2013: If this is peasant food, then royalty should eat so well. Is it just me who finds a certain elegance in such simplicity? All these years of cooking and it still stuns me how much a few ingredients can deliver. You WANT to make this!
"Mmmmm, tasty!" ~ Rachel
PEASANT CABBAGE TOMATO SOUP
Hands-on time: 15 minutes
Time to table: 30 minutes
Makes 6 cups
1 large onion, chopped
1/2 head of cabbage (a whole head weighs about 2 1/2 pounds), sliced thin
Salt to taste
15 ounce can diced tomatoes
4 cups vegetable, chicken or turkey stock
Tabasco to taste (don't skip)
Brown sugar or sweetener to taste (about a tablespoon)

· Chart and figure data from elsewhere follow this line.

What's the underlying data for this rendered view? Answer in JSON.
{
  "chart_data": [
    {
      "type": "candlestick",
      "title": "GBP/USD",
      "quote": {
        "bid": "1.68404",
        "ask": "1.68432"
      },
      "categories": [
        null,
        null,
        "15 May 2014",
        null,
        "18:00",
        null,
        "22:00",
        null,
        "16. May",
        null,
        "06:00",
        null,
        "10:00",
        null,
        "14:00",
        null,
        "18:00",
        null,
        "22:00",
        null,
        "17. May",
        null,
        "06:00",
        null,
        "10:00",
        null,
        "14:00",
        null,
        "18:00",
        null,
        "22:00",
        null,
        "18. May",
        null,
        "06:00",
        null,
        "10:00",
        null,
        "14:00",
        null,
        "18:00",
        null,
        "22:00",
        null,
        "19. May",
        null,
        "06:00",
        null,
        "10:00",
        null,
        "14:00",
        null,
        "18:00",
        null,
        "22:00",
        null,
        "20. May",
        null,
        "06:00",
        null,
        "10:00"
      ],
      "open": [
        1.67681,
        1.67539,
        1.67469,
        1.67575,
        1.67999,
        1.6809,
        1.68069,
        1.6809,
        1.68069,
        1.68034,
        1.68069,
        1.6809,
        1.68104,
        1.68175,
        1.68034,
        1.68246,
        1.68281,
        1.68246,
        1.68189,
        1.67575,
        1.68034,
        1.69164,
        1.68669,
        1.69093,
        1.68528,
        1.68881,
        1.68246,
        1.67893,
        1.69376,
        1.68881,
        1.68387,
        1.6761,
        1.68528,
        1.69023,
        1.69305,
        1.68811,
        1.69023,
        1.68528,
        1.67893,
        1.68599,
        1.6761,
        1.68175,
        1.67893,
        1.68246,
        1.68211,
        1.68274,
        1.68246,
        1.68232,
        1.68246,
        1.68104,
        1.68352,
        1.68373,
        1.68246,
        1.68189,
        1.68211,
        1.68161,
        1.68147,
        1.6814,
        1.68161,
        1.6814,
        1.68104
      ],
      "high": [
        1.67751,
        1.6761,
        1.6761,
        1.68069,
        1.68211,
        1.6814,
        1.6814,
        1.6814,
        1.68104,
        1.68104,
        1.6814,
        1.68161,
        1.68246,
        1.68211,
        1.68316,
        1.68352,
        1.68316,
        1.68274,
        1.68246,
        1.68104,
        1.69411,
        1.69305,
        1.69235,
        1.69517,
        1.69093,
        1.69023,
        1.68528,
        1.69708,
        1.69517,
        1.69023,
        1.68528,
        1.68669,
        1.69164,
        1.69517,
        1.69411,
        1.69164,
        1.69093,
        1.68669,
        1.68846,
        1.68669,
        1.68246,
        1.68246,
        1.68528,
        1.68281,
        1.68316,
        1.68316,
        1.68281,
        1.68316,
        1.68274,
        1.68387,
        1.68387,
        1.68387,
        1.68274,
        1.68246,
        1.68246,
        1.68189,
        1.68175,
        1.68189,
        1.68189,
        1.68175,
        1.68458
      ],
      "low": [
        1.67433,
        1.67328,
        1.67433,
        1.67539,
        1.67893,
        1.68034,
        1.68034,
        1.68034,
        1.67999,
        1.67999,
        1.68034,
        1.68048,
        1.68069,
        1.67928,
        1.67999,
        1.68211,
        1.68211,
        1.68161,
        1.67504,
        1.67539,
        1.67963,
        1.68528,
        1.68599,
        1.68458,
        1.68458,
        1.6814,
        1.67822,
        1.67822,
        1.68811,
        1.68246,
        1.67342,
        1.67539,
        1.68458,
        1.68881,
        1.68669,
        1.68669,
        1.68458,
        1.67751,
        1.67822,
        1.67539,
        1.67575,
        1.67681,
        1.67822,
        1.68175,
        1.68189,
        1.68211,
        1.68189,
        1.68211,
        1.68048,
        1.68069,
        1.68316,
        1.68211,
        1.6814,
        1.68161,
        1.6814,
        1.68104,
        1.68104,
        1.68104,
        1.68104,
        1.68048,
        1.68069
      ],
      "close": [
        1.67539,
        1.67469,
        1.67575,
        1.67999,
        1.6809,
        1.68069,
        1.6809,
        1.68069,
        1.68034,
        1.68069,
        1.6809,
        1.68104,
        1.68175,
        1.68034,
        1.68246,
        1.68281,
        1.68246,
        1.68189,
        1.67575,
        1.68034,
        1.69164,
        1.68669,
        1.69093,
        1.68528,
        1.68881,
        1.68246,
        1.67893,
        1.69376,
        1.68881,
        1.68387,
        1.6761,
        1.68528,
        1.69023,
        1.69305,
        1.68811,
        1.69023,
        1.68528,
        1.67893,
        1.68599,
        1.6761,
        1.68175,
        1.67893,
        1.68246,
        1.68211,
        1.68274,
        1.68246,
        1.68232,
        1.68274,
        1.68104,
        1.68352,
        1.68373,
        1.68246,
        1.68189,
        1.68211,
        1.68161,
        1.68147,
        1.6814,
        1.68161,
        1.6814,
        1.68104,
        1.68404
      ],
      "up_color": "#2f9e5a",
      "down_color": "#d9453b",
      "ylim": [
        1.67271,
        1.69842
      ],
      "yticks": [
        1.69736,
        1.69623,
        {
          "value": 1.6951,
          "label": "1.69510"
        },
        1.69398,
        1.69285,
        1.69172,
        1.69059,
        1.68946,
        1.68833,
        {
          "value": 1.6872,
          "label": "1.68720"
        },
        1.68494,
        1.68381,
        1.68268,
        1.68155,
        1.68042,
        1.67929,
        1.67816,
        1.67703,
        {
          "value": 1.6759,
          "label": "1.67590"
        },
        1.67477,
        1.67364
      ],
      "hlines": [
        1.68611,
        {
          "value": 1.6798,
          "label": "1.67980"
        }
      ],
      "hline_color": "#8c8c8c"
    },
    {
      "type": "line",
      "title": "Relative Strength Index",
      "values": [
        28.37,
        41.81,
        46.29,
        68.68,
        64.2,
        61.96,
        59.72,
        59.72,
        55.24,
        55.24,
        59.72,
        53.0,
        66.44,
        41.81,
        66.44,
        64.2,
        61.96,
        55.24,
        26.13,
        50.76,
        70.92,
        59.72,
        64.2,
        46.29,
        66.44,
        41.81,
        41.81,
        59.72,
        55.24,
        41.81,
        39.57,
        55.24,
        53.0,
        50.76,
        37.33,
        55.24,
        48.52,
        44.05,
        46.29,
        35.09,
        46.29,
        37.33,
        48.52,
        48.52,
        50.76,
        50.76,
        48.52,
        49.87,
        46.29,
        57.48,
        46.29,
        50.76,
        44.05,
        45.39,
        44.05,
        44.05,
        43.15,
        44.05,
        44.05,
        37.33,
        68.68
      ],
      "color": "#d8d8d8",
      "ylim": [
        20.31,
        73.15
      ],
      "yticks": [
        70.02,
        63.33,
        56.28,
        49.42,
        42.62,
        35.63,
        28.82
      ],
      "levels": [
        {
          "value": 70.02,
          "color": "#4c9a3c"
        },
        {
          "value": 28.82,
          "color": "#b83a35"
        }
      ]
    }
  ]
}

In a large pot or Dutch oven, heat the oil til shimmery on MEDIUM HIGH. Add the onion and stir to coat with fat. Cook, stirring frequently. Add the cabbage as it's prepped, stirring to coat. When the onion and cabbage are beginning to soften, add the salt, tomato and broth or water/bouillon. Reduce heat to MEDIUM, cover and let cook for about 15 minutes or until cabbage is soft but still holds its structure. Stir in the tabasco and sugar.
ALANNA's TIPS & KITCHEN NOTES
SAVE A MEASURING CUP! Use the empty tomato can to measure the stock. Just fill it twice, that's roughly equivalent to four cups.